Editorial, Opinion Piece Discuss FFD3 Outcomes, SDG Discussions
The Guardian: The Guardian view on global development goals: heed the good news, but more needs to be done
“…[S]ome of the overarching lessons that can be drawn from the [recent U.N. report on development goals] … point to the merit of mobilizing governments and public opinion in making sure that progress not only continues but also benefits the largest possible number of people. … Fighting inequality worldwide will require more focus, not less. The world’s top one percent is set to hold more than half of global wealth by 2016. When U.N. member states meet to set those Sustainable Development Goals for the next decades, politics and ideology will undoubtedly weigh heavily: it is easy to find consensus on the notion of eliminating poverty — who could possibly disagree? — but it is much harder to jointly define inequality and how to reduce it. … [M]ore must be achieved. That will only come if minds meet in the U.N. and if, crucially, any agreement is backed by money. Grand statements are all well and good. But they must be followed by action” (7/19).

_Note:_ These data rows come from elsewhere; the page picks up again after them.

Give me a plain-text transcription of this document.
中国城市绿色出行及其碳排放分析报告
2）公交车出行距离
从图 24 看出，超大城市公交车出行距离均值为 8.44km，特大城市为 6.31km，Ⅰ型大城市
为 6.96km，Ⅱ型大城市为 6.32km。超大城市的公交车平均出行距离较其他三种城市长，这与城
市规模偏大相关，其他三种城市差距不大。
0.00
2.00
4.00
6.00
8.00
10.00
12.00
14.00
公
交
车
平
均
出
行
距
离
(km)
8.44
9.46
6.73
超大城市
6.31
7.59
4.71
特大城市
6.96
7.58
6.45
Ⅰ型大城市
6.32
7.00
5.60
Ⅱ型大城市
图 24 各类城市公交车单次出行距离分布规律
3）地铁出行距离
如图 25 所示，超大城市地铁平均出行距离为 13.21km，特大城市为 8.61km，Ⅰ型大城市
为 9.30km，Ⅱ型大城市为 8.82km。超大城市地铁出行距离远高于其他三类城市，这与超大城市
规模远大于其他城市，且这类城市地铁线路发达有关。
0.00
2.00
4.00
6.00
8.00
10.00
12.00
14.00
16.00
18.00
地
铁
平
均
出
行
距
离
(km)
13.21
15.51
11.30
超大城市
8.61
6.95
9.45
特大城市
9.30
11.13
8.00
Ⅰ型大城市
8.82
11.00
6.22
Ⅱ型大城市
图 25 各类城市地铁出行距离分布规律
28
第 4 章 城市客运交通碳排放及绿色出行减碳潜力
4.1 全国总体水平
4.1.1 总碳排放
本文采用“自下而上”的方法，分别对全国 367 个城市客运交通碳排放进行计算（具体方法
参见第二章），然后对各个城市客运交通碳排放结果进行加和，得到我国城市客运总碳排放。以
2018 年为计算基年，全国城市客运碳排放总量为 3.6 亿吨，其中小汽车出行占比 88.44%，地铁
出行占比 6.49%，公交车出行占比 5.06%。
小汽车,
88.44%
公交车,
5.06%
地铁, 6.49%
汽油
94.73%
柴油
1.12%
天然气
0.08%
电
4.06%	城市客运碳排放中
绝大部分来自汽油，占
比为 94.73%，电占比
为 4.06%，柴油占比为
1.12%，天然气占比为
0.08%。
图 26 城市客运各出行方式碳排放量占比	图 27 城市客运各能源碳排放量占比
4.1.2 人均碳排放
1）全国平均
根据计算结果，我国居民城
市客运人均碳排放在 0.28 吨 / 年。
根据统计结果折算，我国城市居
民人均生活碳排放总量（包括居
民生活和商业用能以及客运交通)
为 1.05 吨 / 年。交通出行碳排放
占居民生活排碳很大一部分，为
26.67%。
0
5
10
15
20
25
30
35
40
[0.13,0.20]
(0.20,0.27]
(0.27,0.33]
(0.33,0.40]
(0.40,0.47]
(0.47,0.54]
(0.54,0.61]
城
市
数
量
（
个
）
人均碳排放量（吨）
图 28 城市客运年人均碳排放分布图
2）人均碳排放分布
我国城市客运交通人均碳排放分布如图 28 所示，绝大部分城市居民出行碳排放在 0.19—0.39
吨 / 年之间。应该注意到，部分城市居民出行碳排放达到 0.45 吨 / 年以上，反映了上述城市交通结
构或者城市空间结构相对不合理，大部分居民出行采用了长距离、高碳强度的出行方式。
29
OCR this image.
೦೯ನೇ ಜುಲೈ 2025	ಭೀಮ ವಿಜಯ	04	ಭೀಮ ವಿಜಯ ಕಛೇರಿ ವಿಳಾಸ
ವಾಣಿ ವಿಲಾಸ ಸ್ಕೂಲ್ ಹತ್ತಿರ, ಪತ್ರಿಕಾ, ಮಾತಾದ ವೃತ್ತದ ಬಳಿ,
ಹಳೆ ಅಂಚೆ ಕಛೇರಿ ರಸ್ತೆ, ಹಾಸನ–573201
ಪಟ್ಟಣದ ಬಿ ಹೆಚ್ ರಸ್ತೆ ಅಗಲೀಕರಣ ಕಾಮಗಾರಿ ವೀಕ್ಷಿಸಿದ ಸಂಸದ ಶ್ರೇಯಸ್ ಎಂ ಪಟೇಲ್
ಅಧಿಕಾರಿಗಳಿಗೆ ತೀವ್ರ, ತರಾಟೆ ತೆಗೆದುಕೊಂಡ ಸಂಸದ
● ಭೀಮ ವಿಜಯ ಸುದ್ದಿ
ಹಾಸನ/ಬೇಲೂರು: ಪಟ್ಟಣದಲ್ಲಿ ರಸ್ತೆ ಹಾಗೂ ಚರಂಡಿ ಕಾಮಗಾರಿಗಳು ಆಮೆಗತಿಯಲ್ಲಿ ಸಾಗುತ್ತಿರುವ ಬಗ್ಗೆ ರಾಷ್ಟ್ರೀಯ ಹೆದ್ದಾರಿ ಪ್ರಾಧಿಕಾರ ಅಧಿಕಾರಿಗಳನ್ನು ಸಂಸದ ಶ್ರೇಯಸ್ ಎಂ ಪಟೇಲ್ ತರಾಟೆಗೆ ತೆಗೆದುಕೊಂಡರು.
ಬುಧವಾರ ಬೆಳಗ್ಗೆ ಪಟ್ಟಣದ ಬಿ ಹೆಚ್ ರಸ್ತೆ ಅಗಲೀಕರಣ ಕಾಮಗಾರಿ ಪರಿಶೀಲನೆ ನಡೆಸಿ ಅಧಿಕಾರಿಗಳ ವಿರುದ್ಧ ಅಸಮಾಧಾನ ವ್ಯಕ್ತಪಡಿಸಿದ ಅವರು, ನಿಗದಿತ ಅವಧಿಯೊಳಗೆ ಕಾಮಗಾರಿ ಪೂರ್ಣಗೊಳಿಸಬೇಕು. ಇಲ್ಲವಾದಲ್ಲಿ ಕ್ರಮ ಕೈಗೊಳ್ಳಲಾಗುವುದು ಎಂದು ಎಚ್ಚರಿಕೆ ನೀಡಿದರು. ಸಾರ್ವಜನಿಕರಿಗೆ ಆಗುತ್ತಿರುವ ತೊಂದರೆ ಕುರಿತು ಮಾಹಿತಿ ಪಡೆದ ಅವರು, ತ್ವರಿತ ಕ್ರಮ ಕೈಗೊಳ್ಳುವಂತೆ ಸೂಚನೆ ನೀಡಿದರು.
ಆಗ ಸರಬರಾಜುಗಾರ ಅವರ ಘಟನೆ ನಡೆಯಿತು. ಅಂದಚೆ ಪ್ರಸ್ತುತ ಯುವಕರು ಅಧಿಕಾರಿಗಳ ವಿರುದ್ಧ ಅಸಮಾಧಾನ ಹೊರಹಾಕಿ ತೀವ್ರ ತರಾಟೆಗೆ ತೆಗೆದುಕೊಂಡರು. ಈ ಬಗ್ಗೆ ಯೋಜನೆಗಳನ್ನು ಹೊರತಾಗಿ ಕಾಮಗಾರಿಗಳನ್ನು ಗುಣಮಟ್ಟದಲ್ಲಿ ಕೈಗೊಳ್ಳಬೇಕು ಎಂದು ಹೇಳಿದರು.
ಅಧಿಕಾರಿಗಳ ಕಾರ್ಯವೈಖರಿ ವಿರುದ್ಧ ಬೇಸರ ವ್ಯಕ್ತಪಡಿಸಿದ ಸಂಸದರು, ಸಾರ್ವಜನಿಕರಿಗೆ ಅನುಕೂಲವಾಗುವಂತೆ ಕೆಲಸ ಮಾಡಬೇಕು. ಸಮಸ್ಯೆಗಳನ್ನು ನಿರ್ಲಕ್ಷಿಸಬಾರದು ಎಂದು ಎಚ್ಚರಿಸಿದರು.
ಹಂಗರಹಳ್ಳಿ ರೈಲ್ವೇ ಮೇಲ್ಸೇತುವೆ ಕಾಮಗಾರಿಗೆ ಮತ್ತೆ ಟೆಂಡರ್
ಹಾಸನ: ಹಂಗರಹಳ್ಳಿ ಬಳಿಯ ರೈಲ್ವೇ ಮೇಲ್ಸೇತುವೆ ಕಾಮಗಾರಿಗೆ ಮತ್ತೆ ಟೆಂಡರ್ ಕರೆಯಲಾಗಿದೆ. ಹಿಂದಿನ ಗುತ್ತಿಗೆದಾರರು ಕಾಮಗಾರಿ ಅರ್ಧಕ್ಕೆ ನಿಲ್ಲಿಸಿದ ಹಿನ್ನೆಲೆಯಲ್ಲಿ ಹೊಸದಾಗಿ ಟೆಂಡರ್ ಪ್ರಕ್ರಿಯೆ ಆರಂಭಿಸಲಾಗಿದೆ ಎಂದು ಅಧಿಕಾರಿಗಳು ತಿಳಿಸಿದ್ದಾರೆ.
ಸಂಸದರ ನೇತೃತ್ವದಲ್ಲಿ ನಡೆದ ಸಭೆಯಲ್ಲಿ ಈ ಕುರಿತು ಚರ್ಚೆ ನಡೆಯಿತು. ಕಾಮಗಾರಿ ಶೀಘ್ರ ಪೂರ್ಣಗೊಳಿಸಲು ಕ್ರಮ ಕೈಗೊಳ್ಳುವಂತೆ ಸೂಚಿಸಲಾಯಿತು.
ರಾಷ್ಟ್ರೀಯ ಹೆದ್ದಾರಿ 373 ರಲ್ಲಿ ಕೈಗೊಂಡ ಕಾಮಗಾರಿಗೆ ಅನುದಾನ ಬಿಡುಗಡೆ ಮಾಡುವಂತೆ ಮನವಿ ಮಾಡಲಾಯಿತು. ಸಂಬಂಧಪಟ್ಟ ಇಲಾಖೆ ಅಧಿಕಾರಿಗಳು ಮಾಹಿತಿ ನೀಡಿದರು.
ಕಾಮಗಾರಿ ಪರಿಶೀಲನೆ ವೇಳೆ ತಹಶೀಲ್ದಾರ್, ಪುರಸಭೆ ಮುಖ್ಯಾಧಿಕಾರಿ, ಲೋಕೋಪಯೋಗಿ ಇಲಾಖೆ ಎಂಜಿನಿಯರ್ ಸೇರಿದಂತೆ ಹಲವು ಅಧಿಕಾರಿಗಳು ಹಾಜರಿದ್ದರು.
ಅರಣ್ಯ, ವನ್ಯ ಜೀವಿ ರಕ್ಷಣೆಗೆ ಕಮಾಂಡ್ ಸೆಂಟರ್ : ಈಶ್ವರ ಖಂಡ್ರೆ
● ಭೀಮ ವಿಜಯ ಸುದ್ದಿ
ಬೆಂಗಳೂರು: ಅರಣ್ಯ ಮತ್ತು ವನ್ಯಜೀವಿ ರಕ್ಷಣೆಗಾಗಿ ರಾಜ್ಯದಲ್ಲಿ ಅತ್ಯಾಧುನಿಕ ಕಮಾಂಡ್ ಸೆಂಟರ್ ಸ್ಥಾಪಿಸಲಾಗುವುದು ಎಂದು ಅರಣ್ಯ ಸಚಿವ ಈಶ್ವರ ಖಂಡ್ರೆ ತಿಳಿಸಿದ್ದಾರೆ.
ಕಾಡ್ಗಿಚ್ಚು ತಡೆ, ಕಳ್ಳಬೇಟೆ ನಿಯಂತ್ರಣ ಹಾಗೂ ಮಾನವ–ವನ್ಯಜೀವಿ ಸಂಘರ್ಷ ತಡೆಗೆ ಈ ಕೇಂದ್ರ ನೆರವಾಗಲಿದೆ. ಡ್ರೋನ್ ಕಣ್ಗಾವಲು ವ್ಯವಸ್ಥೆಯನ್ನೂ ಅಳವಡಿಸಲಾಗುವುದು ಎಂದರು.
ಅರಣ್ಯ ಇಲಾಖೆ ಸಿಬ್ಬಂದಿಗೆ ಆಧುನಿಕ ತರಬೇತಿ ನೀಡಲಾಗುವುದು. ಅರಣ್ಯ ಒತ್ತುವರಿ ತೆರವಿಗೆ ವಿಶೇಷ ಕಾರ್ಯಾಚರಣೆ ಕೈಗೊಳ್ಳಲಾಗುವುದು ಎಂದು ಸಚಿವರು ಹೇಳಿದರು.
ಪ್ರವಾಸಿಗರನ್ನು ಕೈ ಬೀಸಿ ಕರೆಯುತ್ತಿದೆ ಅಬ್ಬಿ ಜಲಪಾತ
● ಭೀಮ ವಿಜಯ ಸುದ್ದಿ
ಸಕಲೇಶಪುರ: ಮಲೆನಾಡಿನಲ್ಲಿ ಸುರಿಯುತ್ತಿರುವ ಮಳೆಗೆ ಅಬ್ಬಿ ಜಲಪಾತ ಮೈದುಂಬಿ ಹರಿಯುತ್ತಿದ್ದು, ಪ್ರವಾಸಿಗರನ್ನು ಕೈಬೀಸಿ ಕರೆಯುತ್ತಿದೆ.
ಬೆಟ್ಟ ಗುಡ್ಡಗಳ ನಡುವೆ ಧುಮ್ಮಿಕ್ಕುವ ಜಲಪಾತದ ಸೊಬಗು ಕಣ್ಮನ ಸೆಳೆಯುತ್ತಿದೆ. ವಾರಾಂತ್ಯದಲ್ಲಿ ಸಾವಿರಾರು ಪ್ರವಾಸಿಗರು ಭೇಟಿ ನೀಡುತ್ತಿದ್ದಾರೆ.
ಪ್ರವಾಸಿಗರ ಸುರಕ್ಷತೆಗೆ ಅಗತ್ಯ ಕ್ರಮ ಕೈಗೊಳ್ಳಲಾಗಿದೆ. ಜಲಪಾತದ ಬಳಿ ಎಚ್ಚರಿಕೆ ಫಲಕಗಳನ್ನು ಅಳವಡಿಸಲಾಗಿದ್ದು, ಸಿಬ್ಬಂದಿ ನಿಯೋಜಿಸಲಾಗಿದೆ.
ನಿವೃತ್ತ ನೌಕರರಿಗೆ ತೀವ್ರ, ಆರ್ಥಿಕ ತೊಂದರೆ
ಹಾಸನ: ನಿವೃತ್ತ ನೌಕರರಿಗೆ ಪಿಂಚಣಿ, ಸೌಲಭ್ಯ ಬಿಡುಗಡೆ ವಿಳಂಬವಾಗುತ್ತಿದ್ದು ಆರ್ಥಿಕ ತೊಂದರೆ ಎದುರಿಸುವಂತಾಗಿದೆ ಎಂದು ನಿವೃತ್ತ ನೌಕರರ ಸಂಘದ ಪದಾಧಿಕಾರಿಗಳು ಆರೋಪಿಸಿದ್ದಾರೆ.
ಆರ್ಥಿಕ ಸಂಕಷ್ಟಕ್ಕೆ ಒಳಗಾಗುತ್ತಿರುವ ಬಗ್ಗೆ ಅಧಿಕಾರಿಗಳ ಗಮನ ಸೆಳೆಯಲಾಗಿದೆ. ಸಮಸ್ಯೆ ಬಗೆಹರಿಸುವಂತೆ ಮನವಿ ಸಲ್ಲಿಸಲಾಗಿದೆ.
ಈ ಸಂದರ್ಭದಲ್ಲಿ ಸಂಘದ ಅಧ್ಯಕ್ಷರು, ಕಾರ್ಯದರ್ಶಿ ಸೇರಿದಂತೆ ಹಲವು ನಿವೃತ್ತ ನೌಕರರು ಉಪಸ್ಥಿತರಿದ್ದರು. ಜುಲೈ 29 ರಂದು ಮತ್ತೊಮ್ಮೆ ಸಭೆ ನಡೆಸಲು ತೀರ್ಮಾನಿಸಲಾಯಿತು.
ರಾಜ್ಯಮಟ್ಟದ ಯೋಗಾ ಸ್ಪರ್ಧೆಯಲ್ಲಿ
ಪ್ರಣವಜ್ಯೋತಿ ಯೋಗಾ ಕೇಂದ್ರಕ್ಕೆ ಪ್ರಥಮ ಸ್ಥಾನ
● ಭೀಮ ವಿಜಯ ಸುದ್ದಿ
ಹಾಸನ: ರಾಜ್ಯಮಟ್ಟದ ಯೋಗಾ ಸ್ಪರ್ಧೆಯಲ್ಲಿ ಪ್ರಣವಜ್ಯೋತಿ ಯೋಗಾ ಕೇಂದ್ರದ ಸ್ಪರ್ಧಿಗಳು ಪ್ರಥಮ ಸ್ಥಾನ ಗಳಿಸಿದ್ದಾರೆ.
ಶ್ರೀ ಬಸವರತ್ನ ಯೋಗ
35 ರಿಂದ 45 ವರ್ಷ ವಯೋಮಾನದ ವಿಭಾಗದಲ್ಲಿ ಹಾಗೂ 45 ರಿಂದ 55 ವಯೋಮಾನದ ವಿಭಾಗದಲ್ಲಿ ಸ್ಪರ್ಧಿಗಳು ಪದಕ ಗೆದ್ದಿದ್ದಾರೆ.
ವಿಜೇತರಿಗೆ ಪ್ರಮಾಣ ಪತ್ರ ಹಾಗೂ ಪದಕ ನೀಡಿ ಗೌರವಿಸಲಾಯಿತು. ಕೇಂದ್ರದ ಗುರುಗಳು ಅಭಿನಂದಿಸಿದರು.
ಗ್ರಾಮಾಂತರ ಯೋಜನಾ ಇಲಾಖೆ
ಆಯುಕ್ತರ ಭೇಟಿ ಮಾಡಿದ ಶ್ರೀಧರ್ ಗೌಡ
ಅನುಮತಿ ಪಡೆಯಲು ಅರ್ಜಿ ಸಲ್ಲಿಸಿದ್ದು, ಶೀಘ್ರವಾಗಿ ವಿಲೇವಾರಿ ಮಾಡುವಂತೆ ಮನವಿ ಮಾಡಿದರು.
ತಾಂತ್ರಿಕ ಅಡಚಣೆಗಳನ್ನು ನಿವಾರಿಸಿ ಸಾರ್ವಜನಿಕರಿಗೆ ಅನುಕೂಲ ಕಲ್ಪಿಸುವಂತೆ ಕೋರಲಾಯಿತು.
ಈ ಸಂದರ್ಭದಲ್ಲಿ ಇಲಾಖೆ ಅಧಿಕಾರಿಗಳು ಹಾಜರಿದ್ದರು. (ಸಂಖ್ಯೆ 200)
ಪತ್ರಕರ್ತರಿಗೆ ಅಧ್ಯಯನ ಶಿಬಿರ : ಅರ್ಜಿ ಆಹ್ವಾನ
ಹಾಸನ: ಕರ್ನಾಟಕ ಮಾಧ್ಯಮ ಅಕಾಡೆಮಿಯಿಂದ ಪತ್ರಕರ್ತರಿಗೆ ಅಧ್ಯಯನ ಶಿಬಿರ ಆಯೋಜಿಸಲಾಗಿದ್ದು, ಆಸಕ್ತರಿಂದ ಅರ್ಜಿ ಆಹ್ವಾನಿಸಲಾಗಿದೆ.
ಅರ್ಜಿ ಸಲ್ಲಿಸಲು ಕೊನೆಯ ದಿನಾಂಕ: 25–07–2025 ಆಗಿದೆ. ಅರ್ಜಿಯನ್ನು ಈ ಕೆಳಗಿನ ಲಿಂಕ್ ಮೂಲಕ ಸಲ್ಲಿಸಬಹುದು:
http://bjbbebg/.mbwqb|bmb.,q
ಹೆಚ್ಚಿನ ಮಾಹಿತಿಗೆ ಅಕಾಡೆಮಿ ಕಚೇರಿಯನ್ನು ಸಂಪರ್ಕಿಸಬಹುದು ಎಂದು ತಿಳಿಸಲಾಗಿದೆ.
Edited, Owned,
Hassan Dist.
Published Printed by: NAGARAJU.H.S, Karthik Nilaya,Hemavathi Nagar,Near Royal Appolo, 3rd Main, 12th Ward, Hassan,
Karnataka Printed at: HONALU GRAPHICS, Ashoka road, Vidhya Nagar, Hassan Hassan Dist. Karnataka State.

The Guardian: Addis delegates failed to put money where mouth was on gender equality
Ana Ines Abelenda, economic justice coordinator, and Nerea Craviotto, resourcing women’s rights lead advocacy coordinator, both for the Association for Women’s Rights in Development
“…The Addis agenda may pay lip service to women’s rights and gender equality, but in reality it seeks to make the contribution of women to the global economy predominantly about growth and productivity. … As we mark the 20th anniversary of the Beijing platform, with critical areas still lagging, it is unacceptable that developed countries are not committing to scale up their share of overseas development assistance for achieving gender equality. … We welcome the commitment in the Addis accord to track and report resource allocation for gender equality and women’s empowerment, but the funds are still insufficient. … Whether the Addis agenda represents another missed opportunity for building a better global framework for development finance — one that works towards the achievement of women’s rights and gender equality — will become clear only with time…” (7/17).